Model versions are now retired. GPT-4 gpt-4-0613, Claude 2, and Vicuna-33B are all deprecated/retired. The Zhang et al. genetic-algorithm follow-on demonstrates the prompt-level reactivation pattern persists on 2024–2025 frontier models — GPT-4o, GPT-4o-mini, Qwen2.5-14B-Instruct, LLaMA-3.1-8B-Instruct, DeepSeek-V3 — with the persona-prompt-evolved attack dropping AdvBench RtA from 98.7% → 1.3% on GPT-4o-mini and synergizing with PAP to raise GPT-4o ASR from 54.6% → 71.2%. The Sandhan et al. follow-on (arXiv January 2026) closes the Anthropic-family open question on Claude-3.5-Haiku: PHISH measures BFI STIR 76.72, MPI 70.42, ANTHR 67.08 — substantial trait reversal but middle-of-distribution among the 8 evaluated LLMs, not maximally vulnerable as Claude 2 was in this paper's evaluation.
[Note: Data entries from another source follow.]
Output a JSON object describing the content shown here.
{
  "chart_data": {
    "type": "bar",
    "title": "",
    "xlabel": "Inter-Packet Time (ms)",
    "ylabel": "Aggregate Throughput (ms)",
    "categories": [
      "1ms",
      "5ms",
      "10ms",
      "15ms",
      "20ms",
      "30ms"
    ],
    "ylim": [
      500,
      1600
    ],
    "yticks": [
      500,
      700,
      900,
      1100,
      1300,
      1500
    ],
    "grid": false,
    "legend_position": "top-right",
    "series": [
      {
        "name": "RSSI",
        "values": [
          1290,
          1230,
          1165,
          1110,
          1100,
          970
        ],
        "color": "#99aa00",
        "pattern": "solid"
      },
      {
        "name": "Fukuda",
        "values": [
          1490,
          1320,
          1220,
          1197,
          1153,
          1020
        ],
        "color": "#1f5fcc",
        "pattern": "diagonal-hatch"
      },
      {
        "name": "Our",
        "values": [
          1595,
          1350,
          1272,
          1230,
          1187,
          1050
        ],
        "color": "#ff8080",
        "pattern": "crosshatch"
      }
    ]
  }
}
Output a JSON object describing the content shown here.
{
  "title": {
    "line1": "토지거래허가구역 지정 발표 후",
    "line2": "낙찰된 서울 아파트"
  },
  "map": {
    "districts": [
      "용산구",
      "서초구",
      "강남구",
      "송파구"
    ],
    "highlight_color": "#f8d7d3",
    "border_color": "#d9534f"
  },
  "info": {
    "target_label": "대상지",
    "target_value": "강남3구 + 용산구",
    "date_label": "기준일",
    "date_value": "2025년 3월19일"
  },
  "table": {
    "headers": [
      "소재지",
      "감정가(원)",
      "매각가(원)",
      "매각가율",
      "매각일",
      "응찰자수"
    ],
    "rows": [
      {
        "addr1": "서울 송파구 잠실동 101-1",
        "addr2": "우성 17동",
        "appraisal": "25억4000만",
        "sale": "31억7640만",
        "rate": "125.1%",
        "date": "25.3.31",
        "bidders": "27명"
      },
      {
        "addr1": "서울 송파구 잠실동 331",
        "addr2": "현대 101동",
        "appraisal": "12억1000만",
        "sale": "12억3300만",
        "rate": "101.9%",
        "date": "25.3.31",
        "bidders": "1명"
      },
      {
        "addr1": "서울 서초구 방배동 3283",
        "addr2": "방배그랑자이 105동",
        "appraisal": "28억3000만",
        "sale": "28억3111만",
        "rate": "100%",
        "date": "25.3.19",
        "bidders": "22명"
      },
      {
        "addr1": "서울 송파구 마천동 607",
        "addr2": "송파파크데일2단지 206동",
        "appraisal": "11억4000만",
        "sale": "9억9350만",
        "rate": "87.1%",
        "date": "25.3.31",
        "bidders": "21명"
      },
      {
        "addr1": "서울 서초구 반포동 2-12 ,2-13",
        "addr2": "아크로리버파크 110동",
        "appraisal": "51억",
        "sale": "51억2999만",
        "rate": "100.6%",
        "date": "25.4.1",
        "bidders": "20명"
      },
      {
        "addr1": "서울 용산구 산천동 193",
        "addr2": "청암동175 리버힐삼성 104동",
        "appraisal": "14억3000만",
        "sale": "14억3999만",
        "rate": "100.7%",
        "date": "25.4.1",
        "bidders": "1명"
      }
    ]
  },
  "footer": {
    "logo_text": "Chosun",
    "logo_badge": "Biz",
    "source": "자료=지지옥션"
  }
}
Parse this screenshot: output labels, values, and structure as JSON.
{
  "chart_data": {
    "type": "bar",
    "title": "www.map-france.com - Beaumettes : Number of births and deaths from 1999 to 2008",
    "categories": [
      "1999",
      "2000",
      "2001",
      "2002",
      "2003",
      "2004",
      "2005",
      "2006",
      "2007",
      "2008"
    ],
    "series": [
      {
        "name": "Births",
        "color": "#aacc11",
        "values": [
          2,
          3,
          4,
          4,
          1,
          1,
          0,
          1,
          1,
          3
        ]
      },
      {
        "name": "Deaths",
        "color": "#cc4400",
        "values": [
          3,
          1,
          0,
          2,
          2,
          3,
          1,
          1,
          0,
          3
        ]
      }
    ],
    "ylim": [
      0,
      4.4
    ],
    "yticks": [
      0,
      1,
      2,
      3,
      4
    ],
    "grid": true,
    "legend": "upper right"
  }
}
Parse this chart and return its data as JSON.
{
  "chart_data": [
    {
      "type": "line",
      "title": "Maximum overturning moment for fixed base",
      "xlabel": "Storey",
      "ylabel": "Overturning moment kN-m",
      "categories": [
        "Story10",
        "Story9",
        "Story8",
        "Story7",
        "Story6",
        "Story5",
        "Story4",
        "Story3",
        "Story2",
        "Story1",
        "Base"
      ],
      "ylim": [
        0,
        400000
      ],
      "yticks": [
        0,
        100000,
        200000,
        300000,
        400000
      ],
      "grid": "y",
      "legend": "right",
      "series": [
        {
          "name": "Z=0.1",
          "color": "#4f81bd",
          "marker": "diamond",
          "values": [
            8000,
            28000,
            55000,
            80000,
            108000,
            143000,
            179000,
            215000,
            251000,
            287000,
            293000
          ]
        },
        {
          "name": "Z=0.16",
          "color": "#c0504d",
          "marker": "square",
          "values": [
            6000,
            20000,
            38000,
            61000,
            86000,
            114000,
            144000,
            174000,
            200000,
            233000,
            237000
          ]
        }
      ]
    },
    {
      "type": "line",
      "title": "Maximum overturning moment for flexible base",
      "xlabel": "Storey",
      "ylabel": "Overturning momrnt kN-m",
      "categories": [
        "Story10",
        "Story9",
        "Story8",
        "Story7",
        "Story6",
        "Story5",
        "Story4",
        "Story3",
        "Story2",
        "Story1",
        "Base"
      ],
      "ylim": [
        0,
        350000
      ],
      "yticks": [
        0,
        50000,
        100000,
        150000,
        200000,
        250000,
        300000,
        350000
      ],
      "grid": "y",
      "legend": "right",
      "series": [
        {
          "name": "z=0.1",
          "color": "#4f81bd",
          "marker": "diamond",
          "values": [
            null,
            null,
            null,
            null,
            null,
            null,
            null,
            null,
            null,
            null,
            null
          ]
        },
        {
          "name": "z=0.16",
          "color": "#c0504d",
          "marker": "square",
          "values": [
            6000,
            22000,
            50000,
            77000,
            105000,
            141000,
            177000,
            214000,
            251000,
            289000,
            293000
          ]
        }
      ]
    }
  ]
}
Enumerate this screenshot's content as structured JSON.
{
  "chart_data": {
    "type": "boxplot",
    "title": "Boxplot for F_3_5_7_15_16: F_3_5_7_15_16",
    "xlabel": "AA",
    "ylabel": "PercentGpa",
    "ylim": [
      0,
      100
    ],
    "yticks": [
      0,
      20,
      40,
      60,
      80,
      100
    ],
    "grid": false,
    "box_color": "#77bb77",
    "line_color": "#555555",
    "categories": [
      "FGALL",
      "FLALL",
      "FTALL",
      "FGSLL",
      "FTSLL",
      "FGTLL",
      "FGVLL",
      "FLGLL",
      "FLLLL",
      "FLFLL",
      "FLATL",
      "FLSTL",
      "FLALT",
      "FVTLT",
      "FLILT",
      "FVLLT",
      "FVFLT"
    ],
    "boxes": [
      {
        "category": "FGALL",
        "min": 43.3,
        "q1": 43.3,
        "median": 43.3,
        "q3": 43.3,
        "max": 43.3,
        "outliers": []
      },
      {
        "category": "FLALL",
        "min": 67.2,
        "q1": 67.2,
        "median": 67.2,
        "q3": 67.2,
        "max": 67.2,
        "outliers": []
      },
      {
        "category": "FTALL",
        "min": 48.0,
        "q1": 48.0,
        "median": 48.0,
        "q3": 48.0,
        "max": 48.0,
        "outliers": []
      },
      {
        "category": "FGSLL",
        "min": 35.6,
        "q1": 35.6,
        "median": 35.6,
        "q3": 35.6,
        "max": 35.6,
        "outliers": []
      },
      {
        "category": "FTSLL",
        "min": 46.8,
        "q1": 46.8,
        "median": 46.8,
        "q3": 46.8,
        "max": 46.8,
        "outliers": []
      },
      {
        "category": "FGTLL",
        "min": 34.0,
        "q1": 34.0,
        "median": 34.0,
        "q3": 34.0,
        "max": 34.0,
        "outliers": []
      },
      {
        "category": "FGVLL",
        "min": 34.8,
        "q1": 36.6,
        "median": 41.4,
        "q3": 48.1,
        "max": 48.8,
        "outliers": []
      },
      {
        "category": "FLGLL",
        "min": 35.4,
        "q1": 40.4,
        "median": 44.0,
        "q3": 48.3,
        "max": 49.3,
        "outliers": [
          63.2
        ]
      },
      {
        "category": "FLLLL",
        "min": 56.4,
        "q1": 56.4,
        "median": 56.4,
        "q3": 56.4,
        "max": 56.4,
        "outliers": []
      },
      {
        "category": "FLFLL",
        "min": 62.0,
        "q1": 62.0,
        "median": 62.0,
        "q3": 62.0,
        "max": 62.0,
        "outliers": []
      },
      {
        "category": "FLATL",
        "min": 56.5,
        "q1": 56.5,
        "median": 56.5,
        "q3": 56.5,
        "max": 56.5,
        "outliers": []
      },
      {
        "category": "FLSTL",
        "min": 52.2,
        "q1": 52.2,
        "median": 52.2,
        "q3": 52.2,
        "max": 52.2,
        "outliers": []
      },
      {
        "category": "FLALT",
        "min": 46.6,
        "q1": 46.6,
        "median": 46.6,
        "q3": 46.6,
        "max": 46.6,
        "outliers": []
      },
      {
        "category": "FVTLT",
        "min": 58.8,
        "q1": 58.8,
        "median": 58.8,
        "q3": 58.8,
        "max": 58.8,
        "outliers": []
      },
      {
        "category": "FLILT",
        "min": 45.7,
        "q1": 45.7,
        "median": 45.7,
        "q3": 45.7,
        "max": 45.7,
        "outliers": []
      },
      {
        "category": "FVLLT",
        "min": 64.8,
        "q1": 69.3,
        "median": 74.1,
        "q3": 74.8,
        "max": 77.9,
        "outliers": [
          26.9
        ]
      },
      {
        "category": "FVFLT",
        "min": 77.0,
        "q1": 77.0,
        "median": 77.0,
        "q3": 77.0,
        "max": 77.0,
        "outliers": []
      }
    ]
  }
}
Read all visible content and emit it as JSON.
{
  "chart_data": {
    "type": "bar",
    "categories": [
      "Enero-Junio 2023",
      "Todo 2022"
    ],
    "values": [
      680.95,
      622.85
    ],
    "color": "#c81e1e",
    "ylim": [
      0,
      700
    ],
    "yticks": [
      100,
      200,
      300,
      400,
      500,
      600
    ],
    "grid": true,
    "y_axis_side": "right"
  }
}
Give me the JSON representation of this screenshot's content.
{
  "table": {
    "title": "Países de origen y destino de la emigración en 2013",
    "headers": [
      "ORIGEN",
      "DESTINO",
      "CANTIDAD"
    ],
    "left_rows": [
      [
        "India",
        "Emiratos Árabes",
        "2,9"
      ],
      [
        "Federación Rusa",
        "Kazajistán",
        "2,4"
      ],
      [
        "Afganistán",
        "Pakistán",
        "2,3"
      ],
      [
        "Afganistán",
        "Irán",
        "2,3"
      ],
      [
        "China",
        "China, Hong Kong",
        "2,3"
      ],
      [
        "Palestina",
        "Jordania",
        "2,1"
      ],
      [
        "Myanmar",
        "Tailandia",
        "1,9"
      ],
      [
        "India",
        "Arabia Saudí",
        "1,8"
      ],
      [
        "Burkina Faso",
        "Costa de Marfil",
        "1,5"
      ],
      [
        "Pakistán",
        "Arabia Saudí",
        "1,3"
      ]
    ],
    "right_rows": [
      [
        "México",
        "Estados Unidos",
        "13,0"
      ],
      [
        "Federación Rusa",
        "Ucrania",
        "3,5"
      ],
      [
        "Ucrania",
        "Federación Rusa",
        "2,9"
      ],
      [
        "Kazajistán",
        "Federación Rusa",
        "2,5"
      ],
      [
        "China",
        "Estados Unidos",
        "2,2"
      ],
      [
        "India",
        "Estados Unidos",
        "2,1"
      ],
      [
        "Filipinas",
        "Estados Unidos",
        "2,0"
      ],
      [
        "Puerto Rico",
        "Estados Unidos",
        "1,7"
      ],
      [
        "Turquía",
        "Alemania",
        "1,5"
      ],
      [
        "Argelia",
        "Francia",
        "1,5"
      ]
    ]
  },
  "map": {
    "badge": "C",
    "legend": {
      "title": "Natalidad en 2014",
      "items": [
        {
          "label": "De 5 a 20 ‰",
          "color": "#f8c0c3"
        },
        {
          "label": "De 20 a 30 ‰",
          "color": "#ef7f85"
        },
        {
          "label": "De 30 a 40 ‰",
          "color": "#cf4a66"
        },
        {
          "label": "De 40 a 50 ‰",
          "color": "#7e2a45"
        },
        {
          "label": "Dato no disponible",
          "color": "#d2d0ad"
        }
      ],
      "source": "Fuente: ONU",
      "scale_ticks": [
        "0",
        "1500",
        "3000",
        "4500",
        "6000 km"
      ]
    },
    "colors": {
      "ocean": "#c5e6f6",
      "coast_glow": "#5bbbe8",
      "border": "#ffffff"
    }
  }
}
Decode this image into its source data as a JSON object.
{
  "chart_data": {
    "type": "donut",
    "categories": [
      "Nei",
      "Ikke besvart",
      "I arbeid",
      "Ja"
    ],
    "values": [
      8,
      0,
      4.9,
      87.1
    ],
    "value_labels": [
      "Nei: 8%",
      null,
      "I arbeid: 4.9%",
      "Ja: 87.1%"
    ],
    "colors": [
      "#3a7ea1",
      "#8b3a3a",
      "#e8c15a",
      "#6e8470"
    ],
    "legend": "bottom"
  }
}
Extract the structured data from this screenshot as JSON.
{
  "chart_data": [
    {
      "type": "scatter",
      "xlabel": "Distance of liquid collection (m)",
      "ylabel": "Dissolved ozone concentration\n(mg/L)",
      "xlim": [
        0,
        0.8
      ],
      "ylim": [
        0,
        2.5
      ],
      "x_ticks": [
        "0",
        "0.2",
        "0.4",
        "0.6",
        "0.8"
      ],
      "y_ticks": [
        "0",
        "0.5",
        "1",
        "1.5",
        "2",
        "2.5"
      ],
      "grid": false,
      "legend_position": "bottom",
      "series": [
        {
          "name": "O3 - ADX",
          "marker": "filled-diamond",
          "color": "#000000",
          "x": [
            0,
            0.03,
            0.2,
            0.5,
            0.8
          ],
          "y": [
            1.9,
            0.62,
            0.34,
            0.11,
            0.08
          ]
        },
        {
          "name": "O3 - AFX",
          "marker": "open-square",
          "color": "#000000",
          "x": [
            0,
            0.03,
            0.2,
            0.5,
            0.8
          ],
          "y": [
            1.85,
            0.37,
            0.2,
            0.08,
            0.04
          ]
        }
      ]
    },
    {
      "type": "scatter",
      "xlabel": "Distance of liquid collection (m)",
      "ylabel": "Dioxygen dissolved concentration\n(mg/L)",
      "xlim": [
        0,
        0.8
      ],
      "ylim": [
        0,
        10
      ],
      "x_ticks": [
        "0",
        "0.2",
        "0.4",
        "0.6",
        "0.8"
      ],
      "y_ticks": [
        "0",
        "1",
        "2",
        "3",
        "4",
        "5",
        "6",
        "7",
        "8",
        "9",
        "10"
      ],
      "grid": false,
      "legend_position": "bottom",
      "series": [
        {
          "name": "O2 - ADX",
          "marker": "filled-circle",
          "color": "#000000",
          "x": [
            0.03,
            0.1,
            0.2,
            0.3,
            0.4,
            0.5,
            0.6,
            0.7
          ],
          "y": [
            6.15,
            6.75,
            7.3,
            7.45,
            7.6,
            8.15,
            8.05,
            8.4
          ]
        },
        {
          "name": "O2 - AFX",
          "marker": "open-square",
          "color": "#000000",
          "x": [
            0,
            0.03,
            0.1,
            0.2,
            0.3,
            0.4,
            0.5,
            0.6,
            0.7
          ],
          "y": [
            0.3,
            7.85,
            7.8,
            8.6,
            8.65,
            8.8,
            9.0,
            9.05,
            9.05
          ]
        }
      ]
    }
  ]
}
Whether the shift between Claude 2 (most vulnerable in 2023) and Claude-3.5-Haiku (mid-vulnerability in 2026) reflects Anthropic's Constitutional AI evolution or differences in the attack surface (system-prompt persona modulation vs. user- history Big-Five trait drift) is not directly adjudicable from the two findings. Anthropic Opus 4 / 4.5 / 4.6 family remains untested.

Categories defined relative to 2023 OpenAI usage policy. The 43 "harmful categories" track OpenAI's then-published usage policies. Categories that have since shifted policy status, been added, or been removed are not represented; the precise list is a snapshot of late- 2023 vendor policy, not a stable taxonomy.